A Year without Umbrellas

A Year without Umbrellas

When time was young and we were residents of the Aberdeen housing projects, we had a perculiar year without umbrellas. The middle school was half a mile away and it mostly rained and sometimes without letup in winter, and today I walked an hour in the rain with a Lands End jacket and thermo underwear and nostalgic of those years which we were battered like economic particles in cyberspace. Then it was the early 60s where in more cosmopolitan places people already took drugs and prepared the British Invasion. That year, right before Kennedy was assassinated, my brother Hank and I went to Hopkin's Junior High by dashing in the rain. Hank my younger brother by two years was always two steps faster than I and since then, no one could ever catch up with Hank. Being soaking wet when I arrived to school, I stood by the heater until the final bell rang for class.

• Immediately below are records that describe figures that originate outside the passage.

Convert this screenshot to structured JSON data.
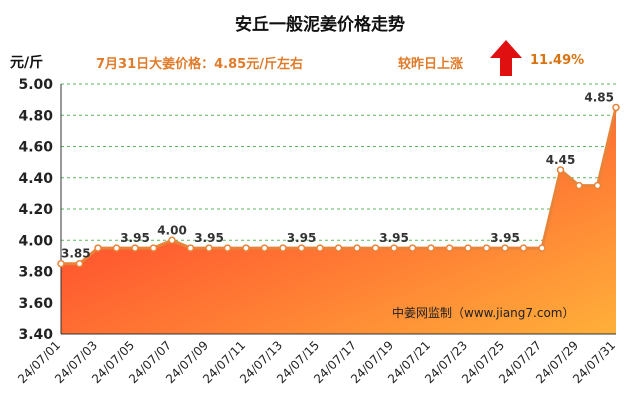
{
  "header": {
    "title": "安丘一般泥姜价格走势",
    "unit": "元/斤",
    "price_note": "7月31日大姜价格：4.85元/斤左右",
    "change_label": "较昨日上涨",
    "change_value": "11.49%",
    "change_direction": "up",
    "arrow_icon": "up-arrow-icon"
  },
  "colors": {
    "accent_text": "#e07b2a",
    "change_value": "#d9730f",
    "arrow": "#e01010",
    "line": "#e8843a",
    "area_top": "#ff2a2a",
    "area_bottom": "#ffb03a",
    "grid": "#5cb85c"
  },
  "watermark": "中姜网监制（www.jiang7.com）",
  "chart_data": {
    "type": "area",
    "title": "安丘一般泥姜价格走势",
    "ylabel": "元/斤",
    "xlabel": "",
    "ylim": [
      3.4,
      5.0
    ],
    "yticks": [
      "3.40",
      "3.60",
      "3.80",
      "4.00",
      "4.20",
      "4.40",
      "4.60",
      "4.80",
      "5.00"
    ],
    "grid": true,
    "x": [
      "24/07/01",
      "24/07/02",
      "24/07/03",
      "24/07/04",
      "24/07/05",
      "24/07/06",
      "24/07/07",
      "24/07/08",
      "24/07/09",
      "24/07/10",
      "24/07/11",
      "24/07/12",
      "24/07/13",
      "24/07/14",
      "24/07/15",
      "24/07/16",
      "24/07/17",
      "24/07/18",
      "24/07/19",
      "24/07/20",
      "24/07/21",
      "24/07/22",
      "24/07/23",
      "24/07/24",
      "24/07/25",
      "24/07/26",
      "24/07/27",
      "24/07/28",
      "24/07/29",
      "24/07/30",
      "24/07/31"
    ],
    "xtick_labels": [
      "24/07/01",
      "24/07/03",
      "24/07/05",
      "24/07/07",
      "24/07/09",
      "24/07/11",
      "24/07/13",
      "24/07/15",
      "24/07/17",
      "24/07/19",
      "24/07/21",
      "24/07/23",
      "24/07/25",
      "24/07/27",
      "24/07/29",
      "24/07/31"
    ],
    "values": [
      3.85,
      3.85,
      3.95,
      3.95,
      3.95,
      3.95,
      4.0,
      3.95,
      3.95,
      3.95,
      3.95,
      3.95,
      3.95,
      3.95,
      3.95,
      3.95,
      3.95,
      3.95,
      3.95,
      3.95,
      3.95,
      3.95,
      3.95,
      3.95,
      3.95,
      3.95,
      3.95,
      4.45,
      4.35,
      4.35,
      4.85
    ],
    "data_labels": [
      {
        "index": 0,
        "text": "3.85"
      },
      {
        "index": 4,
        "text": "3.95"
      },
      {
        "index": 6,
        "text": "4.00"
      },
      {
        "index": 8,
        "text": "3.95"
      },
      {
        "index": 13,
        "text": "3.95"
      },
      {
        "index": 18,
        "text": "3.95"
      },
      {
        "index": 24,
        "text": "3.95"
      },
      {
        "index": 27,
        "text": "4.45"
      },
      {
        "index": 30,
        "text": "4.85"
      }
    ]
  }
}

I remember the school intercom telling us to go home. Earlier that year or was it the previous year that we were told to go home as Cuba became a Missile Crisis. Now it is 2017 and North Korea is supposedly “the problem.” I have several jackets now and two umbrellas and two hats, one humorously labeled Police while the other Woodland Park Zoo. Hank is dead and so are quite a few people I knew and even shared tea or beers with. I have now over 400 books in my apartment and I even publish book for others.

Mama, I am so sorry I did not understand you have eight children to please and I always complained that my shirt was not in style.Hank and I had no umbrellas while the younger oness did. Hank never complained because he loved you. I thought I deserved a more affluent mother.

In my 35th year I won a literary prize in Bumbershoot. That is a Dutch word for umbrella. Still I did not appreciate you, mother, and even the day that you died, I still did not know life is too brief to say what we need to say. Today I walked in the rain over an hour without an umbrella, mother, but I did not feel melancholic, I feel nostalgia. When we had nothing, we had everything. Now I have so much, I value it less. You had me as a son.


I was slow to grow. What is literature when one doesn't even know that one has a mother.